Emekçilerin hak ve özgürlüklerini bir bir ellerinden alıp devletin sorumluluğunun azaltan ve sermayenin talepleri doğrultusunda ucuz, güvencesiz ve geçici çalışma biçimi yaygınlaştırmaya çabalayan AKP iktidarı, taşeron çalışmayı yaygınlaştırmak için ilk adımı attı.

AKP iktidarı sermayenin egemenliğini pekiştirdiği neo-liberal dönüşüm sürecinde birçok önemli adım atarken iş kanunundan, sosyal güvenliğe, sendikalar kanunundan ulusal (ucuz) istihdam stratejisine (UİS) kadar birçok emekçi düşmanı yasal düzenlemenin altına da imza attı.

Bu bağlamda 10 yıllık iktidarı boyunca işçi sınıfının sahip olduğu yasal ve sosyal korumaları önemli ölçüde azaltarak fiilen uygulanmakta olan taşeron, geçici ve güvencesiz çalışma biçimlerini kurumsallaştıracak düzeyde önemli adımlar atan AKP iktidarı taşeron işçilere yönelik yeni bir düzenleme için düğmeye bastı.

Kamu emekçisinin dahi iş güvencesini kaldırmaya çalışan AKP, taşeron işçiye iş güvencesi sağlayacakmış!
Basında “Taşeron işçilerine güvence geliyor” şeklinde yer alan düzenleme aslında taşeron işçiliğin önündeki yasal engelleri kaldıracak ve geçici/güvencesiz çalışma biçimini yaygınlaştıracak maddeler içeriyor.

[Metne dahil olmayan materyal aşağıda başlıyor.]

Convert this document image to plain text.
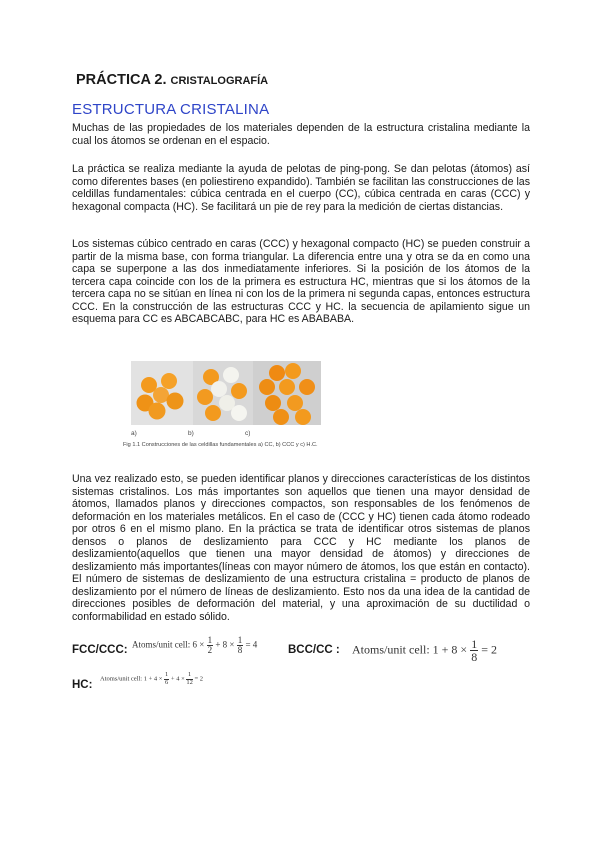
PRÁCTICA 2. CRISTALOGRAFÍA
ESTRUCTURA CRISTALINA

Muchas de las propiedades de los materiales dependen de la estructura cristalina mediante la cual los átomos se ordenan en el espacio.

La práctica se realiza mediante la ayuda de pelotas de ping-pong. Se dan pelotas (átomos) así como diferentes bases (en poliestireno expandido). También se facilitan las construcciones de las celdillas fundamentales: cúbica centrada en el cuerpo (CC), cúbica centrada en caras (CCC) y hexagonal compacta (HC). Se facilitará un pie de rey para la medición de ciertas distancias.

Los sistemas cúbico centrado en caras (CCC) y hexagonal compacto (HC) se pueden construir a partir de la misma base, con forma triangular. La diferencia entre una y otra se da en como una capa se superpone a las dos inmediatamente inferiores. Si la posición de los átomos de la tercera capa coincide con los de la primera es estructura HC, mientras que si los átomos de la tercera capa no se sitúan en línea ni con los de la primera ni segunda capas, entonces estructura CCC. En la construcción de las estructuras CCC y HC. la secuencia de apilamiento sigue un esquema para CC es ABCABCABC, para HC es ABABABA.

a)	b)	c)
Fig 1.1 Construcciones de las celdillas fundamentales a) CC, b) CCC y c) H.C.

Una vez realizado esto, se pueden identificar planos y direcciones características de los distintos sistemas cristalinos. Los más importantes son aquellos que tienen una mayor densidad de átomos, llamados planos y direcciones compactos, son responsables de los fenómenos de deformación en los materiales metálicos. En el caso de (CCC y HC) tienen cada átomo rodeado por otros 6 en el mismo plano. En la práctica se trata de identificar otros sistemas de planos densos o planos de deslizamiento para CCC y HC mediante los planos de deslizamiento(aquellos que tienen una mayor densidad de átomos) y direcciones de deslizamiento más importantes(líneas con mayor número de átomos, los que están en contacto). El número de sistemas de deslizamiento de una estructura cristalina = producto de planos de deslizamiento por el número de líneas de deslizamiento. Esto nos da una idea de la cantidad de direcciones posibles de deformación del material, y una aproximación de su ductilidad o conformabilidad en estado sólido.

FCC/CCC: Atoms/unit cell: $6 \times \frac{1}{2} + 8 \times \frac{1}{8} = 4$	BCC/CC : Atoms/unit cell: $1 + 8 \times \frac{1}{8} = 2$
HC:
Atoms/unit cell: $1 + 4 \times \frac{1}{6} + 4 \times \frac{1}{12} = 2$
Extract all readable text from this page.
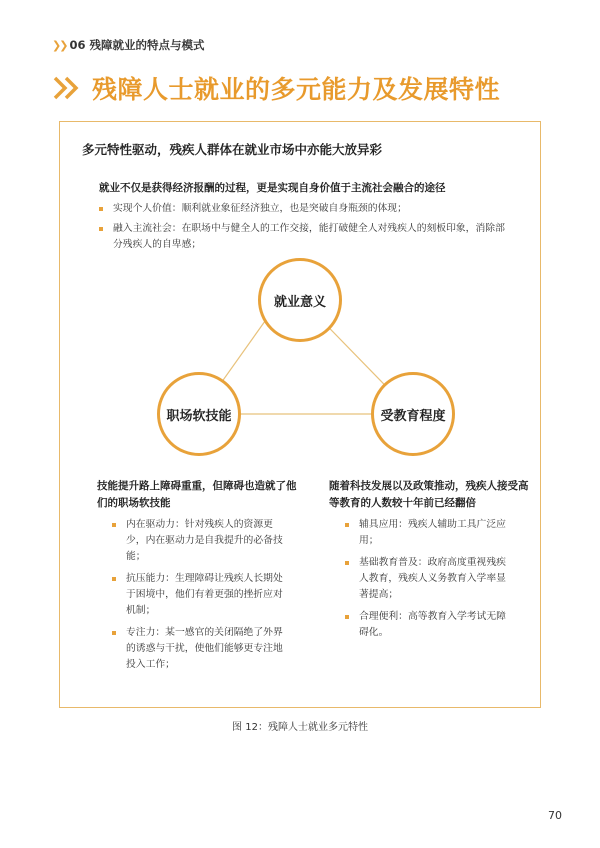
❯❯ 06 残障就业的特点与模式
残障人士就业的多元能力及发展特性
多元特性驱动，残疾人群体在就业市场中亦能大放异彩
就业不仅是获得经济报酬的过程，更是实现自身价值于主流社会融合的途径
实现个人价值：顺利就业象征经济独立，也是突破自身瓶颈的体现；
融入主流社会：在职场中与健全人的工作交接，能打破健全人对残疾人的刻板印象，消除部分残疾人的自卑感；
就业意义
职场软技能	受教育程度
技能提升路上障碍重重，但障碍也造就了他们的职场软技能
内在驱动力：针对残疾人的资源更少，内在驱动力是自我提升的必备技能；
抗压能力：生理障碍让残疾人长期处于困境中，他们有着更强的挫折应对机制；
专注力：某一感官的关闭隔绝了外界的诱惑与干扰，使他们能够更专注地投入工作；
随着科技发展以及政策推动，残疾人接受高等教育的人数较十年前已经翻倍
辅具应用：残疾人辅助工具广泛应用；
基础教育普及：政府高度重视残疾人教育，残疾人义务教育入学率显著提高；
合理便利：高等教育入学考试无障碍化。
图 12：残障人士就业多元特性
70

Çalışma ve Sosyal Güvenlik Bakanı Faruk Çelik’in çağrısı ile “Alt işveren uygulamasında karşılaşılan sorunlar ve çözüm önerileri”ni görüşmek üzere ilk toplantı 1 Kasım 2012 tarihinde, ikinci toplantı ise 15 Kasım 2012 tarihinde Çalışma ve Sosyal Güvenlik Bakanlığı’nda yapıldı.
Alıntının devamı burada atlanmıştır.